Being distributed would be very nice.  However, that implies that all nodes are 
going to get to the exact same solution. Which implies that they all must 
execute the same algorithm, presumably with the same inputs.

That’s all well and good, but we don’t have an algorithm to really put on the 
table yet.  We need experience with one.  We know we want to tweak things based 
on biconnectivity, performance, and degree because doing it right day one seems 
unlikely.  Changing algorithms is going to be VERY painful if it’s distributed. 
 

However, if it’s centralized, it’s completely trivial.

So, my strong preference is to start centralized.  Iterate on the algorithm 
until we have it where we want it.  And then take it distributed if there’s a 
point to it.  However, at that point, we have something working.  So why fix it?


> c) req b): the solution should include redundancy (i.e. @ least 2 maximally 
> disjoint vertex covers/lifts) to deal with single link failure (unless the 
> link is unavoidably a minimal cut on the graph) 


Not everyone agrees with this, but some do.  This seems like one possible input 
to the algorithm.


> d) req c): the solution should guarantee disruption free flooding in case of 
>   i) single link failure
>  ii) single node failure
>  iii) change in one of the vertex lifts 


Sorry, I don’t understand point iii).


> e) the solution should not lead to "hot-spot" or "minimal-cut" links which 
> will disrupt flooding between two partitions on failure or lead to flood 
> throughput bottlenecks 


Agreed.

> I am agnostic to Tony L's thinking about diameter and so on. It makes sense 
> but is not necessarily easy to pull into the solution. 

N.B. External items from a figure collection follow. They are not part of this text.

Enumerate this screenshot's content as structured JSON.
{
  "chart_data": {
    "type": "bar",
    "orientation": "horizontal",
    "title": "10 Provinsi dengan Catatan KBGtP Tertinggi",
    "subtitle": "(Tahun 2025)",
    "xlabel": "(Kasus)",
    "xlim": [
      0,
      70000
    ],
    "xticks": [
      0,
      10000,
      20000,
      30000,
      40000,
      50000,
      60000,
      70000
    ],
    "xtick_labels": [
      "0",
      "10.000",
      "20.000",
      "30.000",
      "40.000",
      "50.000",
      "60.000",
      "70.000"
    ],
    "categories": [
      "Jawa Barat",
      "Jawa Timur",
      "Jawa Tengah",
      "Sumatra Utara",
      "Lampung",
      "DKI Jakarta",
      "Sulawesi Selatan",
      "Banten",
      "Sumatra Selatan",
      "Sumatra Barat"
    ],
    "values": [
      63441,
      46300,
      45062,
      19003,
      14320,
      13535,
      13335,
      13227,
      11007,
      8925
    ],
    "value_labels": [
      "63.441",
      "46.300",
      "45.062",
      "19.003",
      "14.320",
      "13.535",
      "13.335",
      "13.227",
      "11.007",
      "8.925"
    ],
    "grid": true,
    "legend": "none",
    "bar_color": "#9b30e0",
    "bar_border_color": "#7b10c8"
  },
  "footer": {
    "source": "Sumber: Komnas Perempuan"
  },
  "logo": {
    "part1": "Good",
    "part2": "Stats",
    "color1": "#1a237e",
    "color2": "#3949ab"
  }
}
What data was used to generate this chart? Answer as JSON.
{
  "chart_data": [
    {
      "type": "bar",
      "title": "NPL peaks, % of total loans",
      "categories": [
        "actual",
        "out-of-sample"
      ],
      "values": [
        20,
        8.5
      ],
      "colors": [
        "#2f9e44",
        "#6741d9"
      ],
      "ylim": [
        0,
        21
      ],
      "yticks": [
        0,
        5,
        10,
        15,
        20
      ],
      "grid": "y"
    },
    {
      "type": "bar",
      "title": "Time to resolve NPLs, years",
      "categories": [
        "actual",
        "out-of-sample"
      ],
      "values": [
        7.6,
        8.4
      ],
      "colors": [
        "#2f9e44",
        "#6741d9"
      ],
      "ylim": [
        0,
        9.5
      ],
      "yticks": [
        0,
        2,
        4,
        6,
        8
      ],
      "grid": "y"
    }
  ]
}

It all boils down to the point that Peter just made about performance.  A 
topology with a high diameter is going to require many flooding hops and hurt 
performance.  To be avoided...


> moreover, I observe that IME ISIS is much more robust under such 
> optimizations since the CSNPs catch (@ a somehow ugly delay cost) any corner 
> cases whereas OSPF after IDBE will happily stay out of sync forever if 
> flooding skips something (that may actually become a reason to introduce 
> periodic stuff on OSPF to do CSNP equivalent albeit it won't be trivial in 
> backwards compatible way on my first thought, I was thinking a bit about 
> cut/snapshot consistency check [in practical terms OSPF hellos could carry a 
> checksum on the DB headers] but we never have that luxury on a link-state 
> routing protocol [i.e. we always operate under unbounded epsilon consistency 
> ;-) and in case of BGP stable oscialltions BTW not even that ;^} ]).